Etant donné que les bêta-carotènes se dissolvent dans
les matières grasses, Monsanto pense que l'huile de sa moutarde
transgénique pourra facilement être assimilée par
l'organisme. Cependant, on sait que la chaleur détruit le bêta-carotène,
et l'huile est bien souvent consommée après cuisson ; il
faut donc trouver un moyen de stabiliser le bêta-carotène.
Sa couleur orange constitue un autre inconvénient pour cette huile
de colza modifiée car elle pourrait bien affecter son accueil par
les consommateurs.
Empêtré dans les brevets
En dépit de toute la publicité, les promesses
du " riz doré " et du colza de Monsanto sont encore loin
d'être réalisées. Un des problèmes, qui a été
très largement débattu par la presse, est celui du droit
de propriété intellectuelle lié au colza de Monsanto
et aussi, d'une manière certainement moins évidente, au
riz doré. Monsanto détient -par l'intermédiaire de
Calgene- le brevet pour le colza enrichi au bêta-carotène
(WO 9806862) et pour le promoteur (promoteur napin US 5 420 034).
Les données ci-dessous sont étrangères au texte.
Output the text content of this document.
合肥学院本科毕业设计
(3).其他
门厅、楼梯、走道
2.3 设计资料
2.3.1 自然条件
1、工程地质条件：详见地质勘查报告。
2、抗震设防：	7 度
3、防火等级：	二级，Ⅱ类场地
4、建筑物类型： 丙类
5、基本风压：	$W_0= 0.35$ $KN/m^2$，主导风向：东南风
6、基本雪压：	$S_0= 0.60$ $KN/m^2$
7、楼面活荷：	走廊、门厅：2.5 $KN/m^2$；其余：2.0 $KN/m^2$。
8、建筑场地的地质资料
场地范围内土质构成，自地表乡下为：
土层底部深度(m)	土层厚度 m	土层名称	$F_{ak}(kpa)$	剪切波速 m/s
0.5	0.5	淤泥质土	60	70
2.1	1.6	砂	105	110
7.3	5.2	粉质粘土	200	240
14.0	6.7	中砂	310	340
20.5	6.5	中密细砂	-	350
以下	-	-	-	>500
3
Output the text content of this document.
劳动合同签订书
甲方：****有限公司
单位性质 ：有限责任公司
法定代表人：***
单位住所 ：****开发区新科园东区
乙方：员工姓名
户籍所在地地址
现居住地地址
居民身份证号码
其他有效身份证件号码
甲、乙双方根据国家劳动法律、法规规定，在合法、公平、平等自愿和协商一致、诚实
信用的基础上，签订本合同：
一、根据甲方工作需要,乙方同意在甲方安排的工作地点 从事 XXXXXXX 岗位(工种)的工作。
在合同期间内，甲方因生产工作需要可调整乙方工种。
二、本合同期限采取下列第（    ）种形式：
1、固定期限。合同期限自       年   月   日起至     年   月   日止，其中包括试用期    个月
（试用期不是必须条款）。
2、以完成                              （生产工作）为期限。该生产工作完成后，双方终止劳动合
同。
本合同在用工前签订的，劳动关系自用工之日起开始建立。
Monsanto
est tenue de payer des royalties à ceux qui ont mis au point la
technique de transformation que la firme a utilisée pour produire
le colza transgénique et à Kirin Brewery pour les gènes
caroténoïdes de biosynthèse de la bactérie Erwinia
uredavora (EP0393690).
Monsanto a annoncé que son intention est de fournir la moutarde
enrichie en bêta-carotène gratuitement aux agriculteurs pauvres
ou fonctionnant en autoconsommation qui " ne participent pas pleinement
à l'économie mondiale ". On ne sait cependant pas clairement
ce que cela veut dire. Quelle sera la limite pour la vente du colza ou
de son huile ? Comment de telles restrictions affecteraient-elles l'accès
à l'huile au bêta-carotène pour les pauvres ? Affecteront-elles
l'achat des graines ou de l'huile par des grosses compagnies nationales
ou internationales ? A l'Institut de Recherche et de Développement
de Monsanto, on déclare que tant que le projet reste philanthropique,
la compagnie n'a pas de ligne de conduite claire pour répondre
à ces questions.
Dans le cas du " riz doré ", ses créateurs affirment
qu'il sera certainement fourni gratuitement aux agriculteurs. Cette promesse
sera-t-elle tenue ? Etant donnée la barrière de brevets
à laquelle la firme se heurte, la question reste posée.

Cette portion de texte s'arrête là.